The error in American Airlines' software that delayed flights last night originated from a duplicate map of Ronald Reagan Washington National Airport, and it won't be fixed until an update is pushed out May 8th, says Michael Pound, a spokesman for Jeppesen, the Boeing subsidiary that makes American's app. Until then, pilots will rely on either print-outs or PDFs of the airport accessed through a separate app, Pound says.
American Airlines became the first airline to get FAA approval — in 2012 — for iPad use in all stages of flight. Though many airlines use iPads as electronic flight bags, the version of software American uses is unique, so it's the only airline affected by the glitch.
"We found one single chart in the database causing the app to become unresponsive."
"We began to get calls from American saying they were having problems with the app pilots use for navigational charts," Pound says. "We found one single chart in the database causing the app to become unresponsive." The problem is that the chart has the same name as another chart for Ronald Reagan Washington National Airport — and the app can't handle the duplicate.
Not every pilot who was affected was flying to DC — last night, Bill Jacaruso's flight was headed from Dallas/Fort Worth to Austin when both the pilot's and co-pilot's iPads went blank.
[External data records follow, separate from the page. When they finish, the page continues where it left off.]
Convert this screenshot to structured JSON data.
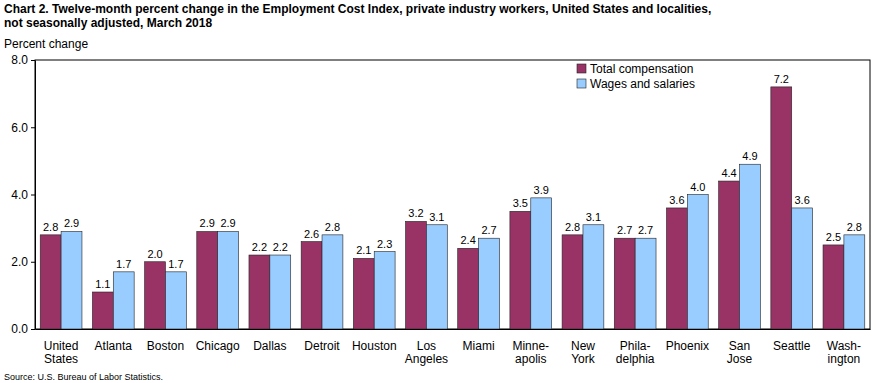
{
  "chart_data": {
    "type": "bar",
    "title": "Chart 2. Twelve-month percent change in the Employment Cost Index, private industry workers, United States and localities,\nnot seasonally adjusted, March 2018",
    "y_label": "Percent change",
    "source": "Source: U.S. Bureau of Labor Statistics.",
    "categories": [
      "United\nStates",
      "Atlanta",
      "Boston",
      "Chicago",
      "Dallas",
      "Detroit",
      "Houston",
      "Los\nAngeles",
      "Miami",
      "Minne-\napolis",
      "New\nYork",
      "Phila-\ndelphia",
      "Phoenix",
      "San\nJose",
      "Seattle",
      "Wash-\nington"
    ],
    "series": [
      {
        "name": "Total compensation",
        "color": "#993366",
        "values": [
          2.8,
          1.1,
          2.0,
          2.9,
          2.2,
          2.6,
          2.1,
          3.2,
          2.4,
          3.5,
          2.8,
          2.7,
          3.6,
          4.4,
          7.2,
          2.5
        ],
        "value_labels": [
          "2.8",
          "1.1",
          "2.0",
          "2.9",
          "2.2",
          "2.6",
          "2.1",
          "3.2",
          "2.4",
          "3.5",
          "2.8",
          "2.7",
          "3.6",
          "4.4",
          "7.2",
          "2.5"
        ]
      },
      {
        "name": "Wages and salaries",
        "color": "#99ccff",
        "values": [
          2.9,
          1.7,
          1.7,
          2.9,
          2.2,
          2.8,
          2.3,
          3.1,
          2.7,
          3.9,
          3.1,
          2.7,
          4.0,
          4.9,
          3.6,
          2.8
        ],
        "value_labels": [
          "2.9",
          "1.7",
          "1.7",
          "2.9",
          "2.2",
          "2.8",
          "2.3",
          "3.1",
          "2.7",
          "3.9",
          "3.1",
          "2.7",
          "4.0",
          "4.9",
          "3.6",
          "2.8"
        ]
      }
    ],
    "ylim": [
      0,
      8
    ],
    "yticks": [
      {
        "value": 0,
        "label": "0.0"
      },
      {
        "value": 2,
        "label": "2.0"
      },
      {
        "value": 4,
        "label": "4.0"
      },
      {
        "value": 6,
        "label": "6.0"
      },
      {
        "value": 8,
        "label": "8.0"
      }
    ],
    "grid": false,
    "legend": "upper right",
    "data_labels": true
  }
}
The outages there could have happened for a number of reasons, Pound says — either because the affected chart was open in the background or because it was stored in the pilots' favorites.
Updated 3PM ET: Jeppesen originally told us that pilots would have to revert to paper; they contacted us after publication to tell us pilots would be able to choose between print-outs of PDFs, or PDFs accessed through a different program on the iPad.